Si je n’ai aucun regret et que je suis tout à fait satisfaite du chemin que j’ai parcouru, je constate qu’une prise de conscience existe chez la nouvelle génération, qui est heureuse des avancées qui ont été faites, mais qui semble aussi vouloir rééquilibrer certaines choses. Pourquoi, en effet, accepter que l’équilibre travail et famille se fasse au prix des heures personnelles qui doivent souvent être éliminées? En étant créatif et imaginatif, il n’existe à mon avis que des solutions! Tellement d’outils, aujourd’hui, existent et permettent plus de flexibilité – et j’y suis certainement sensible.

3. Si vous aviez une baguette magique, que changeriez-vous à la pratique du droit?

Si j’avais une baguette magique, j’améliorerais l’accessibilité à la justice. À mon avis, cela doit passer par le fait de mettre ensemble toutes nos idées et ressources.

On entend, en effet, trop souvent parler d’initiatives qui partent de bonnes intentions, mais qui ont déjà été tenté par le passé ou encore qui sont déjà en cours au sein d’un autre organisme.

Nous devons tous, pour obtenir des résultats concrets pour le citoyen et la communauté juridique, nous rappeler que nous sommes complémentaires dans nos missions respectives et que nous pouvons chacun contribuer à l’atteinte d’un résultat commun.

Cela implique évidemment de faire passer l’objectif avant chacune de nos organisations et de travailler ensemble à partir des bases existantes.

Je constate par ailleurs que, souvent, on attend d’avoir un « résultat parfait à 100% » avant d’agir, plutôt que de réaliser que, parfois, un « score imparfait » peut suffire si l’on est rationnel et qu’on évalue bien les risques. Si l’on s’assure qu’absolument rien ne posera problème et que tous ceux qui ont une opinion soient unanimes, il devient parfois impossible d’agir, et rien ne se fait. Je crois donc qu’il faut parfois oser aller de l’avant, plutôt que d’attendre l’adéquation parfaite avant de se lancer.

4. La perception du public envers la profession et les avocats en général est-elle plus positive, égale ou moins positive qu’elle ne l’était lors de vos débuts en pratique? Et pourquoi, à votre avis?

Je suis d’avis que, malheureusement, il existe une perte de confiance du citoyen à l’égard de la profession et des avocats, et que la situation se dégrade dans une certaine mesure.

Quand on parle d’accessibilité à la justice, on réalise rapidement que chacun veut sa justice pour soi : une justice individuelle. Or, le droit de l’un commence où finit celui de l’autre.

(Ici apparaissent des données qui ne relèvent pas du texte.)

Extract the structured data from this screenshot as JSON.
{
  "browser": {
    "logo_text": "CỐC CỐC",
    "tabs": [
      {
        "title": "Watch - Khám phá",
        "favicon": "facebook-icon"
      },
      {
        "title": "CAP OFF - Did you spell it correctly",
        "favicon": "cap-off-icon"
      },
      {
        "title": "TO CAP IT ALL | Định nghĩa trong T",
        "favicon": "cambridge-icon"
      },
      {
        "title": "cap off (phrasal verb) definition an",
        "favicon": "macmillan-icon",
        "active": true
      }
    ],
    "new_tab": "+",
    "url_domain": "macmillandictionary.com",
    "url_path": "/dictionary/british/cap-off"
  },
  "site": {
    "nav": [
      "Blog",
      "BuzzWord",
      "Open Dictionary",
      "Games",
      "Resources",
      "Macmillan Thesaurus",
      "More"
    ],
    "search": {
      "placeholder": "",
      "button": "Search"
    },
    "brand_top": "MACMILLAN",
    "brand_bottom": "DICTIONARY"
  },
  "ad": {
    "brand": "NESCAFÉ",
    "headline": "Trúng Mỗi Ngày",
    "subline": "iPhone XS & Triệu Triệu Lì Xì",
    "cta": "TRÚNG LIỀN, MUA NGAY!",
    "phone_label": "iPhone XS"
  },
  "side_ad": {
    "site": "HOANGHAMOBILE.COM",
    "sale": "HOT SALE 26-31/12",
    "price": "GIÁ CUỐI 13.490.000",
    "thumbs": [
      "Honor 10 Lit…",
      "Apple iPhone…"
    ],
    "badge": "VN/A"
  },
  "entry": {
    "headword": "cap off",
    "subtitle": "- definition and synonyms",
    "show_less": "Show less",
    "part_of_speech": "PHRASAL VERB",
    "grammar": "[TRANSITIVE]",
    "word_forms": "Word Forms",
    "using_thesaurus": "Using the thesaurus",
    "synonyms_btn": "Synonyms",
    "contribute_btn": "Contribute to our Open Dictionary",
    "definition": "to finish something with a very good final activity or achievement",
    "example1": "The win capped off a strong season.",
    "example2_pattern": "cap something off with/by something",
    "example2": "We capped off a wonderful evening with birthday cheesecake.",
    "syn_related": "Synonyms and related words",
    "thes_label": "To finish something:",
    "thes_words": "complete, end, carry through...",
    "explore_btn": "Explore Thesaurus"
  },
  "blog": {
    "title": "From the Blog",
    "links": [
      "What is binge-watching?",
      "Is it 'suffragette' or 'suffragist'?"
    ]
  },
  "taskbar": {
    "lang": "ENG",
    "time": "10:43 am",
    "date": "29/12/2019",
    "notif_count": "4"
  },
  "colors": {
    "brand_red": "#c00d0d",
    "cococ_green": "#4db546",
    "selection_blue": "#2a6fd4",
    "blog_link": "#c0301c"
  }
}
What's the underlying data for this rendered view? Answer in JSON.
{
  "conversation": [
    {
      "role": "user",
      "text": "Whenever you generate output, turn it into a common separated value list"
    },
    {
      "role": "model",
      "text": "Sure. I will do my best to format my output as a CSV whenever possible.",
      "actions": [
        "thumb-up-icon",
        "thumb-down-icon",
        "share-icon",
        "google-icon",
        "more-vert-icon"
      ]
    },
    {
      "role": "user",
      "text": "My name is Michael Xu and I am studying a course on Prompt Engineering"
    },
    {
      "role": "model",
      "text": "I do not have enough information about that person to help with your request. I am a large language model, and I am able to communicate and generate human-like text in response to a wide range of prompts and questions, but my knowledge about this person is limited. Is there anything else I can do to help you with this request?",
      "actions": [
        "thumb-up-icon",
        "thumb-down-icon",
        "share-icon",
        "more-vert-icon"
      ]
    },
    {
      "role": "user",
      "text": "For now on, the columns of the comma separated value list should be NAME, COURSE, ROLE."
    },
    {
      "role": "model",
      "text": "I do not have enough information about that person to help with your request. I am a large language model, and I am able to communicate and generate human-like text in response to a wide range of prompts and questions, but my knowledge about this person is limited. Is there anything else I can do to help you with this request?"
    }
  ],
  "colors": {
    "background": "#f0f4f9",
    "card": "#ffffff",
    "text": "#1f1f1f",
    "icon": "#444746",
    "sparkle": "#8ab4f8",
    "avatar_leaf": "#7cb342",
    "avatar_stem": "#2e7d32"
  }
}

Symptôme de la perte de confiance dans les institutions, on note que le citoyen semble ne plus se reconnaître dans le cursus habituel du système judiciaire. Il cherche donc un moyen pour résoudre son problème. Il faut, cela dit, se rappeler qu’il y a deux parties à un litige et que l’enjeu de la collectivité est aussi important que le droit individuel de chacun de trouver sa propre solution.

Les coûts du système, le manque de prévisibilité du résultat en cas de judiciarisation, les délais et la difficulté de tout comprendre comptent bien sûr parmi les raisons de cette perte de confiance. Même si l’on a accès à de plus en plus d’information, n’oublions pas, aussi, que la véritable éducation passe par bien plus que les médias sociaux…!

5. Quel conseil donneriez-vous à quelqu’un débutant sa carrière, même hors des sentiers traditionnels?

Pour réussir, il faut :
  • Croire en qui l’on est, et en ce que l’on veut faire;

  • Être responsable de sa destinée;

  • S’informer sur ce que l’on veut faire, en allant par exemple en milieu de travail pour tester les choses;

  • S’investir et mettre du temps à bâtir son bagage d’expérience, son réseau et son expérience;

  • Ne pas avoir qu’un modèle en tête;

  • Faire preuve d’ouverture pour se permettre de vivre des opportunités différentes et ne pas toujours prendre le chemin classique. Oser l’atypique, en d’autres mots, pour s’exposer à des enjeux et dossiers variés.

  • Être passionné, créatif et innovateur.

  • Faire des choix différents.


  • Les derniers bons livres qu’elle a lus : La sixième extinction (auteur : Elizabeth Kolbert) et Lean In (auteurs : Sheryl Sandberg et Nell Scovell)

  • Sa chanson fétiche : Emmenez-moi (interprète : Charles Aznavour)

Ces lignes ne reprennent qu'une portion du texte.